BeKa & Munuera, Les Cœurs de ferraille – t.01 : “Debry, Cyrano et moi”

Un conte à toile de fond étonnante

Monde futu­riste ou simple anti­ci­pa­tion de quelques décen­nies, les BeKa et Munuera livrent un conte émou­vant autour de dif­fé­rents aspects de l’amour. Avec Cyrano, ils mettent en avant les freins que la dis­grâce phy­sique peut engen­drer, blo­quer des sen­ti­ments. Un être laid, au regard de cer­tains cri­tères, peut-il être aimé pour ce qu’il est?

C’est aussi les liens affec­tifs entre une mère et son enfant. Doit-on obli­ga­toi­re­ment aimer sa pro­gé­ni­ture ou des situa­tions plus com­plexes ne peuvent-elles pas se faire jour ? D’autant que les scé­na­ristes ima­ginent un dénoue­ment par­ti­cu­liè­re­ment retors.

Dans le monde d’Iséa, les ser­vi­teurs sont tous des robots. C’est une petite fille soli­taire qui se réfu­gie dans Cyrano de Ber­ge­rac, un film que son amie Tal, qu’elle ne connaît que par écrans inter­po­sés, lui a recom­mandé.
Elle est si inté­res­sée par l’histoire qu’elle oublie l’heure de ren­trer en classe. Aussi, quand elle arrive, l’institutrice veut l’interroger au tableau. Mais Tilio s’interpose et récolte un zéro.

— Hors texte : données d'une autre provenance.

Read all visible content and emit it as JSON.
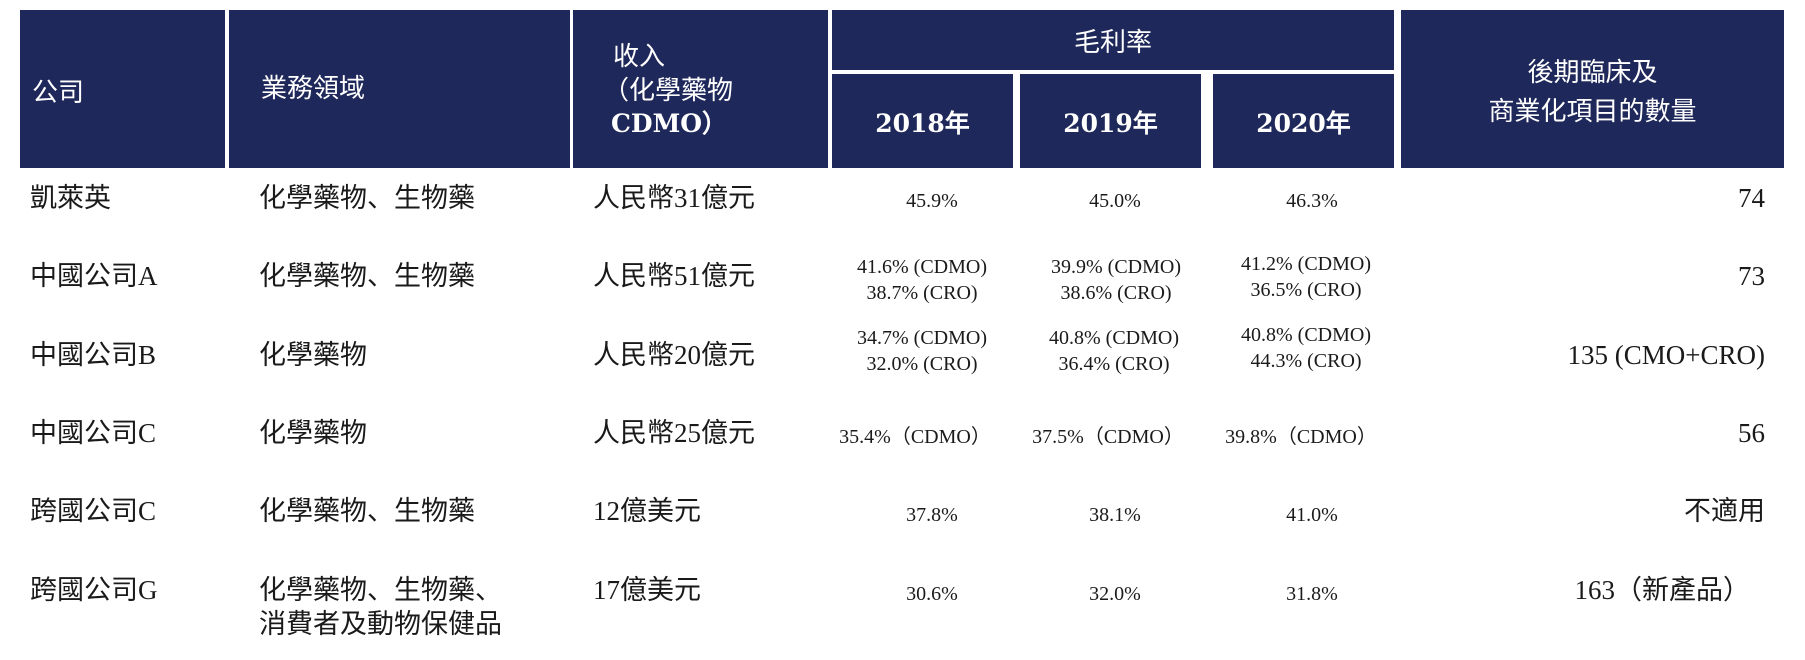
{
  "headers": {
    "company": "公司",
    "business": "業務領域",
    "revenue_line1": "收入",
    "revenue_line2": "（化學藥物",
    "revenue_line3": "CDMO）",
    "gross_margin": "毛利率",
    "years": [
      "2018年",
      "2019年",
      "2020年"
    ],
    "projects_line1": "後期臨床及",
    "projects_line2": "商業化項目的數量"
  },
  "rows": [
    {
      "company": "凱萊英",
      "business": [
        "化學藥物、生物藥"
      ],
      "revenue": "人民幣31億元",
      "margins": [
        [
          "45.9%"
        ],
        [
          "45.0%"
        ],
        [
          "46.3%"
        ]
      ],
      "projects": "74"
    },
    {
      "company": "中國公司A",
      "business": [
        "化學藥物、生物藥"
      ],
      "revenue": "人民幣51億元",
      "margins": [
        [
          "41.6% (CDMO)",
          "38.7% (CRO)"
        ],
        [
          "39.9% (CDMO)",
          "38.6% (CRO)"
        ],
        [
          "41.2% (CDMO)",
          "36.5% (CRO)"
        ]
      ],
      "projects": "73"
    },
    {
      "company": "中國公司B",
      "business": [
        "化學藥物"
      ],
      "revenue": "人民幣20億元",
      "margins": [
        [
          "34.7% (CDMO)",
          "32.0% (CRO)"
        ],
        [
          "40.8% (CDMO)",
          "36.4% (CRO)"
        ],
        [
          "40.8% (CDMO)",
          "44.3% (CRO)"
        ]
      ],
      "projects": "135 (CMO+CRO)"
    },
    {
      "company": "中國公司C",
      "business": [
        "化學藥物"
      ],
      "revenue": "人民幣25億元",
      "margins": [
        [
          "35.4%（CDMO）"
        ],
        [
          "37.5%（CDMO）"
        ],
        [
          "39.8%（CDMO）"
        ]
      ],
      "projects": "56"
    },
    {
      "company": "跨國公司C",
      "business": [
        "化學藥物、生物藥"
      ],
      "revenue": "12億美元",
      "margins": [
        [
          "37.8%"
        ],
        [
          "38.1%"
        ],
        [
          "41.0%"
        ]
      ],
      "projects": "不適用"
    },
    {
      "company": "跨國公司G",
      "business": [
        "化學藥物、生物藥、",
        "消費者及動物保健品"
      ],
      "revenue": "17億美元",
      "margins": [
        [
          "30.6%"
        ],
        [
          "32.0%"
        ],
        [
          "31.8%"
        ]
      ],
      "projects": "163（新產品）"
    }
  ],
  "colors": {
    "header_bg": "#1f285a",
    "header_text": "#ffffff",
    "body_text": "#1a1a1a"
  }
}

Iséa, de retour à la mai­son, retrouve Debry, sa nounou-robot, pour son plus grand bon­heur. Elles se portent un amour réci­proque au grand dam de la mère bio­lo­gique. C’est cette der­nière qui décide que sa fille est assez grande pour se pas­ser d’une nou­nou et qui ren­voie Debry.
Tilio rejoint Iséa et peine à lui avouer qu’il est Tal, qu’il a uti­lisé un filtre photo pour pas­ser pour une fille car, comme elle, il se sent rejeté. Mais, face au désar­roi d’Iséa qui a perdu Debry, il décide de par­tir avec elle pour retrou­ver le robot…

Pour­quoi une machine suf­fi­sam­ment per­fec­tion­née pour accom­plir des tâches humaines sophis­ti­quées ne pourrait-elle pas don­ner et rece­voir une forme d’amour ? Un enfant peut recher­cher l’amour sans le rece­voir et repor­ter ce besoin essen­tiel sur d’autres.
À tra­vers ce récit où se mêle une quête cou­ra­geuse, une recherche ponc­tuée de péri­pé­ties, les scé­na­ristes déploient avec une sen­si­bi­lité aigui­sée dif­fé­rents registres de rela­tions amoureuses.

Le des­sin est assuré par l’immense José Luis Munuera qui donne vie à ces robots, réus­sis­sant à leur faire expri­mer des sen­ti­ments par une ges­tuelle appro­priée. Il construit une fillette et son petit com­pa­gnon en quelques traits effi­caces, met­tant en scène un Cyrano de belle fac­ture.
La mise en cou­leurs est signée de Sedyas qui, avec des teintes pri­maires, res­ti­tue les atmo­sphères et sus­cite bel­le­ment les émo­tions vécues par les protagonistes.

Avec ce récit, qui s’inscrit dans une série de Contes fami­liaux et modernes, les auteurs redé­fi­nissent ce que peut être l’amour.
Tou­chant et séduisant !

serge per­raud

BeKa – Caro­line Roque et Ber­trand Escaich – (scé­na­rio), José Luis Munuera (scé­na­rio et des­sin), Sedyas (cou­leurs), Les Cœurs de fer­raille — t.01 : Debry, Cyrano et moi, Dupuis, coll. “Tous Publics”, juin 2022, 72 p. – 13,50 €.